Calciopoli, parla Leonardo Meani: “Processo lacunoso”

Pubblicato il autore: Yuri Lo Stuto Segui


Torna a parlare l’ex addetto agli arbitri del Milan, Leonardo Meani, circa il suo coinvolgimento nel processo Calciopoli, rilasciando un’intervista ai microfoni di Piero Giannico all’interno della trasmissione “Labirinto” trasmissione di approfondimento riguardante le inchieste di Sportitalia. Nel 2006 Meani è stato condannato dalla  Giustizia Sportiva a 2 anni e 5 mesi per illecito sportivo, situazione che è costata al Milan anche una penalizzazione.

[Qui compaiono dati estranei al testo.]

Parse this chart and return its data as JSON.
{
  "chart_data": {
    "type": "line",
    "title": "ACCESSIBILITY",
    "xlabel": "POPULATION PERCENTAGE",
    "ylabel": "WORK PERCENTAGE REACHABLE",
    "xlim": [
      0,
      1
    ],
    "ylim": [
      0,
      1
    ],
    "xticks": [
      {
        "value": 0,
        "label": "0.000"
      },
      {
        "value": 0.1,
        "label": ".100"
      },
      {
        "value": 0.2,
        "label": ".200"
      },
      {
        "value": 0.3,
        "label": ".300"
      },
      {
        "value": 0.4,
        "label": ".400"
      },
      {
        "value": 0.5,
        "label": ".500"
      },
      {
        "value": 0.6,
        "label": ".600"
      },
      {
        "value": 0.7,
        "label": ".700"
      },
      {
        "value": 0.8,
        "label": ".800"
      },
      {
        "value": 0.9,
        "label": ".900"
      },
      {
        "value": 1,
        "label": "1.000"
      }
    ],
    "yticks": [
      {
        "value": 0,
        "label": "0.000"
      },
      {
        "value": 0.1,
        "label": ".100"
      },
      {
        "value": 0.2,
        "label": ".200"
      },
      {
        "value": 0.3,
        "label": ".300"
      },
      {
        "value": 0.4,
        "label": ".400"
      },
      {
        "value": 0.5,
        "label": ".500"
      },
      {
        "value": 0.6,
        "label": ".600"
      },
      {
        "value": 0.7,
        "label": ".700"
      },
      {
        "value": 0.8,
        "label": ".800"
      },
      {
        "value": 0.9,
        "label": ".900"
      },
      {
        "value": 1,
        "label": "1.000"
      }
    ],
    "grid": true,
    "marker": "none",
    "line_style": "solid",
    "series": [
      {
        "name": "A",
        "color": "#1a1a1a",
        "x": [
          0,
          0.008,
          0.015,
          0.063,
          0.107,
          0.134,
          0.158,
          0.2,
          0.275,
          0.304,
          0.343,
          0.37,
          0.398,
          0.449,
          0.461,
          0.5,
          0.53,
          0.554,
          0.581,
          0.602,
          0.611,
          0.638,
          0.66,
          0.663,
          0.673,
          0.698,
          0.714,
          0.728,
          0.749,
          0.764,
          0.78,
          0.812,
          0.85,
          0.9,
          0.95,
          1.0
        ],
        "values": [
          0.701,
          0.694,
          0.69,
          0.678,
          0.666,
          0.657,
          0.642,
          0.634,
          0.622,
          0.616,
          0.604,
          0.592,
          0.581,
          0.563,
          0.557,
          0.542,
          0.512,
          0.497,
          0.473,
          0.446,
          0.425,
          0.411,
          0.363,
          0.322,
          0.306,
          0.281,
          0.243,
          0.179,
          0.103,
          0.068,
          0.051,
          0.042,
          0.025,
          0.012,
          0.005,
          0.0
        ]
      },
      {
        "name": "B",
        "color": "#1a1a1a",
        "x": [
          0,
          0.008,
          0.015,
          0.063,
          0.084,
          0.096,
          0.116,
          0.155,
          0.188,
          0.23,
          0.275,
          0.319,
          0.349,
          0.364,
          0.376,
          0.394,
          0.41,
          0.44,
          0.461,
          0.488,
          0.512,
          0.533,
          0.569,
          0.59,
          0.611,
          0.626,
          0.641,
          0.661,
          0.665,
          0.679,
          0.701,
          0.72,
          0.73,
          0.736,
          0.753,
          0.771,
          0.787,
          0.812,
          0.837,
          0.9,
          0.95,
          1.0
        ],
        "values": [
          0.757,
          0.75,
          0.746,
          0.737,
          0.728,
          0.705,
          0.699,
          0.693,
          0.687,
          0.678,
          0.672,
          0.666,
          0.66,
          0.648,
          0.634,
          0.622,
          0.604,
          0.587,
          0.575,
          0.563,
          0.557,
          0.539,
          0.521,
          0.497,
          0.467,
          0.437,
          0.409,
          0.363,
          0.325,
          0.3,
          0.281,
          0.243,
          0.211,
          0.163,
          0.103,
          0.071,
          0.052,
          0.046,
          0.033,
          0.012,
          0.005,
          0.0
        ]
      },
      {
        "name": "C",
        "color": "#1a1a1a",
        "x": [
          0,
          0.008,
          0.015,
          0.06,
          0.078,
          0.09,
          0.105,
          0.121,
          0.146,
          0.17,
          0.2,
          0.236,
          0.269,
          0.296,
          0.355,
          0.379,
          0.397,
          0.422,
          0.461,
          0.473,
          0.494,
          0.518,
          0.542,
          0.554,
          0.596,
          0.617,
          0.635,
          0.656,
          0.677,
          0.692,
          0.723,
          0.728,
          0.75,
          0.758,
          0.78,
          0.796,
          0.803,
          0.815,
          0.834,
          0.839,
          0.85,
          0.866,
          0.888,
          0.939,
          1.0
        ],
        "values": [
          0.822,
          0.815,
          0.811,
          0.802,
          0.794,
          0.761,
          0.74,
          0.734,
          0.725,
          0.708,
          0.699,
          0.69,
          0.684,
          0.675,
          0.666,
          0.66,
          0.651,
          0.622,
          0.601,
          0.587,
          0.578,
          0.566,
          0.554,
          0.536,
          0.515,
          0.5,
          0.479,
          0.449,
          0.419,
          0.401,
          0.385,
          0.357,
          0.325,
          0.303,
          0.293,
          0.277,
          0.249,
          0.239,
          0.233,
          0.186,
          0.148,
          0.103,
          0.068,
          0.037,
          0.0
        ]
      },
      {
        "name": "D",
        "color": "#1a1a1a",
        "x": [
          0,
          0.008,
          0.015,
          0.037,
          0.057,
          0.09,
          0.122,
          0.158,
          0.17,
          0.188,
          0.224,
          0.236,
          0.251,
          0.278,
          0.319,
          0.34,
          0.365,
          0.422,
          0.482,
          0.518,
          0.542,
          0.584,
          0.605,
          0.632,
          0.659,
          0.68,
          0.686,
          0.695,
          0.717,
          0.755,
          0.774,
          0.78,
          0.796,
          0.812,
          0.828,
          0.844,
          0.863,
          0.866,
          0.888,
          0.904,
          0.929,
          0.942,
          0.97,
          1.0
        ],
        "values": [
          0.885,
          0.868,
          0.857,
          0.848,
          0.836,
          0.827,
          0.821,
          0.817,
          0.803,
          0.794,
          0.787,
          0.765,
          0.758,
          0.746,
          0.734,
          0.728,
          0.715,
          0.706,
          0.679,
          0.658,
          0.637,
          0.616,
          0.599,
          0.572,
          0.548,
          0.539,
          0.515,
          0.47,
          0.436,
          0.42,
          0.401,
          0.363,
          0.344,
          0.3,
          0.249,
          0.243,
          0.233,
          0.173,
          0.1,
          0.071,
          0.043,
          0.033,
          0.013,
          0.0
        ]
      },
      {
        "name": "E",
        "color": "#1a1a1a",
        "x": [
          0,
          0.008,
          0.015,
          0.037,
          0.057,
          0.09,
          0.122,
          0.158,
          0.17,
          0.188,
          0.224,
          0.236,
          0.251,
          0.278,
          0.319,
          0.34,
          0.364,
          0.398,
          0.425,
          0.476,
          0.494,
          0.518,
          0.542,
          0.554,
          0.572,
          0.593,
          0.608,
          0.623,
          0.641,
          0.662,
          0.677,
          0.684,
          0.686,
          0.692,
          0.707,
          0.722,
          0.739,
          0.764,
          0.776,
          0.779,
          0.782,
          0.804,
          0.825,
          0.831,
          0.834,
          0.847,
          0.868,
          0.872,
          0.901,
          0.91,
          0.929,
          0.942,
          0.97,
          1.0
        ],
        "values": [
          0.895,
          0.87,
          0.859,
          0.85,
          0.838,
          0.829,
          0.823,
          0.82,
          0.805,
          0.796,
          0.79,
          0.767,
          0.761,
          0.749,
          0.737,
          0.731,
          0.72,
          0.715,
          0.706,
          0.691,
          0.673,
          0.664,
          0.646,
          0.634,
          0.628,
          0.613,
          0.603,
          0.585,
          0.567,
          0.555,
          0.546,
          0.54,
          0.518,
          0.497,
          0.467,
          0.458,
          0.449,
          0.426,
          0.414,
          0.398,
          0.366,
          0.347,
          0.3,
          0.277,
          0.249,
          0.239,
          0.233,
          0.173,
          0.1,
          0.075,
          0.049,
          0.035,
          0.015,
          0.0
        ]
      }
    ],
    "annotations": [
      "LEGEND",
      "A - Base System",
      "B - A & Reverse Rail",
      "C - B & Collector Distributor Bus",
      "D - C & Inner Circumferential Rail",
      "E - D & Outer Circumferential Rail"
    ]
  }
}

Ecco le parole dell’ex addetto arbitri rossonero: “Il Milan non ha mai fatto nulla di illecito. Mai abbiamo provato a condizionare un risultato, mai abbiamo avuto dei favori che avrebbero potuto tradursi in punti conquistati in campionato. Ho passato dei momenti orribili, la mia famiglia lo sa, per cosa? Per nulla, dato che non abbiamo fatto nulla di illecito. Poi in quegli anni ho vissuto veramente male, dato che non riuscivo nemmeno ad uscire di casa o entrare nel mio ristorante. C’erano gli ingressi presidiati da giornalisti e da poliziotti. C’era stile ghigliottina in quegli anni, ho ricevuto minacce e temevo per la mia incolumità. Calciopoli è esistita, ma non è stata una situazione così grande e clamorosa come l’hanno sempre descritta. L’indagine sin dall’inizio a presentato molte lacune ed in questi anni ci si sta accorgendo di quanto il processo sia stato creato e montato male. Erano necessarie ulteriori indagini più approfondite e meno lacunose.”